-
Cracking the code — how the Human Phenotype Ontology advances genetic discovery
There are more than 7,500 known genetic disorders in humans, with new ones being added to the list on a regular basis. Yet pinpointing the single genetic change responsible for a constellation of characteristics can be challenging. Researchers at Mayo Clinic and elsewhere have tapped a resource known as the Human Phenotype Ontology (HPO) to help them identify previously unknown genetic diseases and diagnose the people who have them.
The HPO provides a standardized vocabulary — or ontology — for describing the many manifestations — or phenotypes — that arise from a particular genetic disorder. It includes more than 13,000 terms describing various abnormalities, such as "atrial septal defect" (a hole in the wall of the heart) or "arachnodactyly" (long, spider-like fingers). The ontology contains more than 156,000 annotations linking these terms to hereditary diseases.
"It allows you to structure a patient's phenotypes in a way that shows the relationships between them," says Eric Klee, Ph.D., a clinical genomics researcher at Mayo Clinic.
Specifically, the HPO organizes phenotypes into a hierarchical tree, with general categories at the top and more specific traits branching out below. For example, "Abnormal limb morphology" might be a broad category, with specific conditions like "arachnodactyly," "polydactyly" (extra fingers or toes) and "syndactyly" (webbed fingers or toes) as more detailed entries.
Dr. Klee says that this framework allows researchers to associate each phenotype with an exact number, such as arachnodactyly (HP0001166), effectively turning the description in a clinician's notes into a "computable format" that machines can help parse out.
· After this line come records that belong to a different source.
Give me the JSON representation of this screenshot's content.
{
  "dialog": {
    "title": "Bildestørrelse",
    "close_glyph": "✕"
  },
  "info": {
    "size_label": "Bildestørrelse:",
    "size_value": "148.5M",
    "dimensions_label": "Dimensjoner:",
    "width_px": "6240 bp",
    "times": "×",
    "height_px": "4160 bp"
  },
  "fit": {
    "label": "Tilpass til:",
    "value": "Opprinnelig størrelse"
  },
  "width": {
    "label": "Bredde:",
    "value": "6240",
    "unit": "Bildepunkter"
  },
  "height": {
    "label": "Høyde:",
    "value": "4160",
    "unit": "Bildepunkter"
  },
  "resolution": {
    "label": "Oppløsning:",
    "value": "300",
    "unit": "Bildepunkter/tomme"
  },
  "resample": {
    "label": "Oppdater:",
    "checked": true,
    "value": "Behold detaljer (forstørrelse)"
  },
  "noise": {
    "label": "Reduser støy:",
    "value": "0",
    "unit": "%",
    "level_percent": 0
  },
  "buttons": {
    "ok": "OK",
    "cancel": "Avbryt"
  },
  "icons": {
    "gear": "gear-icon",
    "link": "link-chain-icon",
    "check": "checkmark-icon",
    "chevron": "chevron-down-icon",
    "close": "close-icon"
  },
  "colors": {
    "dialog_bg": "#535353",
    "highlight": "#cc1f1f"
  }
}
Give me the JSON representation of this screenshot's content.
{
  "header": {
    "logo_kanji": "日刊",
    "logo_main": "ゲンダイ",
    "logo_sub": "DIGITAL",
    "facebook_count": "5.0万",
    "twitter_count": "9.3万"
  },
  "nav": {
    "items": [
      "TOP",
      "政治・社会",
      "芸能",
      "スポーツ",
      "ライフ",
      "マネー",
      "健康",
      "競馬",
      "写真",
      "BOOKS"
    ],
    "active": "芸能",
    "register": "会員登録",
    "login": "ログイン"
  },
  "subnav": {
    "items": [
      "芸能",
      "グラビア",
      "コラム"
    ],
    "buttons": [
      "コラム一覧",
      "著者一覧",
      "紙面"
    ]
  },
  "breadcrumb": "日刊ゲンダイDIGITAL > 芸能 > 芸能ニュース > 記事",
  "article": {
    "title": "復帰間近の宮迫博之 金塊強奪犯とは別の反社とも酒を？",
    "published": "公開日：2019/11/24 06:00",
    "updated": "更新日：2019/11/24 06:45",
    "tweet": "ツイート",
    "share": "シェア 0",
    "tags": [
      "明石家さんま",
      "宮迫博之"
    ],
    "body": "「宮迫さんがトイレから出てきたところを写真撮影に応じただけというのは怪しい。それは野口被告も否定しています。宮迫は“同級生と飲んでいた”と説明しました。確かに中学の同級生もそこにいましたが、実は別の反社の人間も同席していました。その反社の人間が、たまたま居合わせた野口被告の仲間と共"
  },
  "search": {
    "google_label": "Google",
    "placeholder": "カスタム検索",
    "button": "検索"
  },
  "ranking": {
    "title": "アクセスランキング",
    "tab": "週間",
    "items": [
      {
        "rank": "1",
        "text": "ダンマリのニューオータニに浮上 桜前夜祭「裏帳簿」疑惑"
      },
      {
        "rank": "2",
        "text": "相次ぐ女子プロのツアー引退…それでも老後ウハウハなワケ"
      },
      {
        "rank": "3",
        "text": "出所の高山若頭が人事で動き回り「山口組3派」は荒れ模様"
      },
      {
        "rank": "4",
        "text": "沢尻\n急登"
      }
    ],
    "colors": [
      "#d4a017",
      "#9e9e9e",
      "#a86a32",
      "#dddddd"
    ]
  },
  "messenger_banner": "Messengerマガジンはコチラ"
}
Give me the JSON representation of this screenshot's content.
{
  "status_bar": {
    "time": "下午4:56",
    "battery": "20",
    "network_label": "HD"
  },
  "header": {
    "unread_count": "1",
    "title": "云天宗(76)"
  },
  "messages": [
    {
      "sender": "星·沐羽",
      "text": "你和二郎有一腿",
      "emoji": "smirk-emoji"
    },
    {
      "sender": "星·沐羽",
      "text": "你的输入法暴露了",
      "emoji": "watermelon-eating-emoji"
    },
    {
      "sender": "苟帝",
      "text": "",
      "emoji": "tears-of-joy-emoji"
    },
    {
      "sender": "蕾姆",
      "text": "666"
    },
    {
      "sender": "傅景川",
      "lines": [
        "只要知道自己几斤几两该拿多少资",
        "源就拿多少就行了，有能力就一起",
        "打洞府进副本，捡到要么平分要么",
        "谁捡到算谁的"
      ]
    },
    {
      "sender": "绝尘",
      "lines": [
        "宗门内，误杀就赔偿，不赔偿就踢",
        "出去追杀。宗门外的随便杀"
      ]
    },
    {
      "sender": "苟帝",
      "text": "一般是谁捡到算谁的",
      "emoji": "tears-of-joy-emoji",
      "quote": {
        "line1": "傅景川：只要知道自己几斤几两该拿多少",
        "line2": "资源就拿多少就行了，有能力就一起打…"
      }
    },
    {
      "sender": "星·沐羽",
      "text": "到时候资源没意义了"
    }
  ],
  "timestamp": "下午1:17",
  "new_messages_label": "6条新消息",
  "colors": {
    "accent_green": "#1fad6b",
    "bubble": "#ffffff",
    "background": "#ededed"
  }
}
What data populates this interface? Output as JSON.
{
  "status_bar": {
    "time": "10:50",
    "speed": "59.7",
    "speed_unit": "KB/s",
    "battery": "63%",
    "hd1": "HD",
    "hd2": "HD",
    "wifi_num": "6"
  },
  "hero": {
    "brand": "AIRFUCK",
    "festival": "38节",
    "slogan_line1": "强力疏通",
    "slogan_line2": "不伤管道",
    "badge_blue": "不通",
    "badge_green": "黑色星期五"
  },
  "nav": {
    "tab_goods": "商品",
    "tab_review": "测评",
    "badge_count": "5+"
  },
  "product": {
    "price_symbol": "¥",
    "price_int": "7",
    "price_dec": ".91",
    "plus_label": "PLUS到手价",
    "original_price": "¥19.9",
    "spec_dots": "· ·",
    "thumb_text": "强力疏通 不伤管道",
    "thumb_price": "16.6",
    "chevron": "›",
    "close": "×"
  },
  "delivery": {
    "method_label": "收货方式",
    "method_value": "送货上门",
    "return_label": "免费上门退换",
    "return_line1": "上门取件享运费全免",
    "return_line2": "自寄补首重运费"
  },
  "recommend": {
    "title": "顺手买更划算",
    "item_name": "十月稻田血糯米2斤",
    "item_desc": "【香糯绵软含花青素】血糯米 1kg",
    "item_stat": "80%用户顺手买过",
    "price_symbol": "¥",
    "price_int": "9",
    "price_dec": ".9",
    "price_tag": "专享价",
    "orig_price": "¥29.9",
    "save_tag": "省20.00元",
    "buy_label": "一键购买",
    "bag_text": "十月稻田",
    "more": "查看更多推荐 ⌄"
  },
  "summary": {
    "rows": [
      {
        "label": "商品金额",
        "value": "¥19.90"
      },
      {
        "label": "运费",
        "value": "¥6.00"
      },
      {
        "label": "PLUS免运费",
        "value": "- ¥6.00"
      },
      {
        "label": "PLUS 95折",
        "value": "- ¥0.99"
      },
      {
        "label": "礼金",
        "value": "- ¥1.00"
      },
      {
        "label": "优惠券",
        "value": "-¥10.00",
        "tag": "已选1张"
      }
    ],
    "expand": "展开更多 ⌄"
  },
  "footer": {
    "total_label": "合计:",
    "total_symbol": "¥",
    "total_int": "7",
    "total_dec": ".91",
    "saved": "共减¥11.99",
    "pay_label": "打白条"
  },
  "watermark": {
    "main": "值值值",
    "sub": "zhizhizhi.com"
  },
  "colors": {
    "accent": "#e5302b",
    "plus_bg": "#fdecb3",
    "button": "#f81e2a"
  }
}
"This helps us conduct what we call genotype-phenotype studies," he says. "In order to harness the power of what we see in the genetic databases, what we find in the scientific literature, and what we generate from sequencing patient DNA, we really do need computational tools."
Dr. Klee says that the HPO could be used not only to help interpret the results of genomic sequencing but also to help clinicians determine which patients might benefit from having their genomes sequenced in the first place.
"Patients with ultra-rare genetic disorders typically present with a nontypical cluster of symptoms, causing them to go on a diagnostic odyssey where they bounce around from provider to provider and from specialist to specialist before finally getting a diagnosis," he says.
Dr. Klee and his colleagues are testing whether clinicians can pair HPO terms with computational tools such as natural language processing and machine learning to help identify patients with these rare diseases earlier, when they are first seen by primary care physicians.
"Though individually rare, the collection of rare diseases is pretty common, affecting 5-8% of the population," he says. "If we could use these new tools to help identify these patients, that could be very valuable."